Harley-Davidson WL 45

Harley-Davidson WL 45 1940s American classic motorcycle

These days, the Harley-Davidson WL 45 is seriously old school. That is a good thing, of course! '45' referenced its engine capacity - in cubic inches. The side-valve 45° V-twin slung the WL to a top speed of 75mph. A long way from Harley's high-tech Evo powerplant of today. Still, that was plenty enough speed, given the WL's suspension set-up - or lack of it. Well, at the rear, at any rate. The WL was a full-on factory hard-tail ... no concealed shock absorber here! The WL's sprung saddle, though, kept it comfy. At the front, however, things were looking up - hopefully, not literally! '49 saw the introduction of Harley's Girdraulic damping system. It was duly fitted to the WL's 'springer' front fork assembly. Friction damping was thereafter consigned to the Harley history book.

The WL's motor made 25bhp. That was an improvement on the W model - compression having been upped a tad. 4,000rpm was now available. The 3-speed gearbox was controlled by a hand shift and foot clutch. While the roadster's performance was not exactly earth-shattering, Harley's WR race bike did what it could to redress the balance. To be fair to the road bike's output, it did have its work cut out. 528lb wet was plenty of weight for the WL to heave. Saying that, it was not excessive for a bike of its size. Bear in mind that in the Forties, carbon fibre was just a glint in a scientist's eye!

Bikes like the WL45, then, were a bridge between Harley's vintage crop and its current range. 45ci equated to 750cc - or middleweight, in modern money. The 45-powered bikes were hugely important to Harley. Indeed, they helped the firm weather the Great Depression. Were it not for those bikes, Milwaukee's finest may well not have survived. Many a biker's life would have been lessened - such is the impact Harley-Davidson has had. So, much is owed to the WL 45 ... and its pioneering predecessors!

Indian Four

Indian Four 1940s American classic motorcycle

The Indian story started in 1901 - in Springfield, Massachusetts, USA. It continued until '42 - and the outbreak of the Second World War. Originally called Hendee, the Indian Motocycle Company came into being in '23. And, no, that is not a typo! One of Indian's most iconic machines was the succinctly-named Four. As the name suggests, its engine sported four cylinders. They were arranged in a longitudinal inline-four configuration.

Top speed for the Four was 90mph. Pretty quick, in the early Forties. The Four's side-valve set-up - 2 per cylinder - gave 40bhp, at 5,000rpm. The longitudinal layout meant overheating could be an issue, though. Cooling air struggled to find its way to the rear pots.

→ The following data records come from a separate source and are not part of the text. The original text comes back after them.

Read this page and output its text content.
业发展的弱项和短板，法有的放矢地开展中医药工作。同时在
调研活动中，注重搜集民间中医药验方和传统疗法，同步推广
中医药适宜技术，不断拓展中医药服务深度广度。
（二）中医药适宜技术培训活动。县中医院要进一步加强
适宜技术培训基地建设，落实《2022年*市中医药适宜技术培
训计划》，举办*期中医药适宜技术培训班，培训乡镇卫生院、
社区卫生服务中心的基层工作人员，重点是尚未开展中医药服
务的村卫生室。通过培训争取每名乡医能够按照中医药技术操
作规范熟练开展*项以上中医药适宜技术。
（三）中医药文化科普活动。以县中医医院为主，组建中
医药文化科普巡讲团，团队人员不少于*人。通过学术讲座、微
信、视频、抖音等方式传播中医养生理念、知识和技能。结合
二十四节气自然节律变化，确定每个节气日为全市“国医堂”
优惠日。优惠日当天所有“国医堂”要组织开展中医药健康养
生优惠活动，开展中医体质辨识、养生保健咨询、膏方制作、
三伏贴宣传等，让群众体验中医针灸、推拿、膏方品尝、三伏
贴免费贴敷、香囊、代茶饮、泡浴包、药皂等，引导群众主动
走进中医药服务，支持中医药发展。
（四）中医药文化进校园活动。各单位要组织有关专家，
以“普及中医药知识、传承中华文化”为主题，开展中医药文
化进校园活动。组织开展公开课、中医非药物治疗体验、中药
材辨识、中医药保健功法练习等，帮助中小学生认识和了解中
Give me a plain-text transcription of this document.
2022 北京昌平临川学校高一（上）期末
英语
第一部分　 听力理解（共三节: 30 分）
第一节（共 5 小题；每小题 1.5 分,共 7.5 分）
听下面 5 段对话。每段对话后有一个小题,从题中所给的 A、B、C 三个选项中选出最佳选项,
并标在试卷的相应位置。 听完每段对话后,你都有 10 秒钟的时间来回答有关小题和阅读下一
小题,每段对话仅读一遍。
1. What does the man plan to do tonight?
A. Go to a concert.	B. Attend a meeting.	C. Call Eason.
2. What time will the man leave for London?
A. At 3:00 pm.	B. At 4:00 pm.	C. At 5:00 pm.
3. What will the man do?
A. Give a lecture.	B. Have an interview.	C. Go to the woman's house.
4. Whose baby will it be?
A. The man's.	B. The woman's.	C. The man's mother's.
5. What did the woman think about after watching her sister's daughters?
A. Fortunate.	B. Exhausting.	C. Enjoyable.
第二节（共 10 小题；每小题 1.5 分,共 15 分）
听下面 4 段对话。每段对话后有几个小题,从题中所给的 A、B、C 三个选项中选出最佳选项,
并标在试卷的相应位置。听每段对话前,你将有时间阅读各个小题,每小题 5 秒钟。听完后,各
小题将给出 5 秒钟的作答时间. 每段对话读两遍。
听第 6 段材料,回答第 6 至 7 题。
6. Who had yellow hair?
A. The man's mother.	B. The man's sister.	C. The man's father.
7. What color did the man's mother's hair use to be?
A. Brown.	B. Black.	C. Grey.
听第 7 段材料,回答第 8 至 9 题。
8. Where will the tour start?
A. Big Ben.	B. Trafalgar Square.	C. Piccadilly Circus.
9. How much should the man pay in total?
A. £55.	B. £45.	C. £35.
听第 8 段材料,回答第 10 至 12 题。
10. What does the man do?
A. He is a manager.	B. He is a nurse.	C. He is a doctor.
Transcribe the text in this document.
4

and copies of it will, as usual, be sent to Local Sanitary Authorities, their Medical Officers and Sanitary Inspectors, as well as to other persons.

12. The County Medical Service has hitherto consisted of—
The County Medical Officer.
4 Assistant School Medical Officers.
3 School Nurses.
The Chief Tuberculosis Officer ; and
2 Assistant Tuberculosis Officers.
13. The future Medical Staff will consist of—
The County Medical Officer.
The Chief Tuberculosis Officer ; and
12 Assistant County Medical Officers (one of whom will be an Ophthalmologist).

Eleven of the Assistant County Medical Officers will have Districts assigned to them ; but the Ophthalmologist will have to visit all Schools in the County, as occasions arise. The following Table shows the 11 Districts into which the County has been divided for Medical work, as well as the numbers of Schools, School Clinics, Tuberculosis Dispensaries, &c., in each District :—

The Four looked every inch the classic American motorcycle. The fenders' rakish lines were pure Indian. Certainly, the bike had nailed down the 'laid-back' custom look. Styling-wise, the solo saddle, front forks and straight exhaust perfectly complemented the downward diagonal of the top frame rail. Comparisons cannot help but be made with arch-rival Harley-Davidson. But - complete with its in-line motor - the Indian Four was every bit as glamorous as a motorbike from Milwaukee. V-twin fans may conceivably disagree, of course!

Indian Powerplus

Indian Powerplus American vintage motorcycle

So far as Indian was concerned, its Powerplus model was a cut above other motorcycles. The American company's customers clearly agreed. Sales-wise, the Powerplus was a soaraway success. Between 1916 and '24 - the span of its production run - occasional modifications were all that were required.

The Powerplus' 998cc engine produced 18bhp. That gave a top speed of 60mph. As a result, Indian entered the Powerplus in the 1911 TT. It vanquished all comers. Indian collected a clean sweep of podium places. The firm broke long-distance records, too. In '14, 'Cannon Ball' Baker shot across America. It took him 11 days, 12 hours, 10 minutes ... precision-timing, back then!

But, the Powerplus did not just perform well. In design terms, too, it impressed - clad in a mantle of Indian red. Its fuel tank was embellished with the 'Indian' scripted logo - in appropriate gold paint. Viewed today, the swept-back handlebars were a vintage objet d'art. Throughout, old school engineering was in artful abundance. Hours could be spent taking in the visual delights of the Indian Powerplus. Almost as many, in fact, as it took it to traverse the States!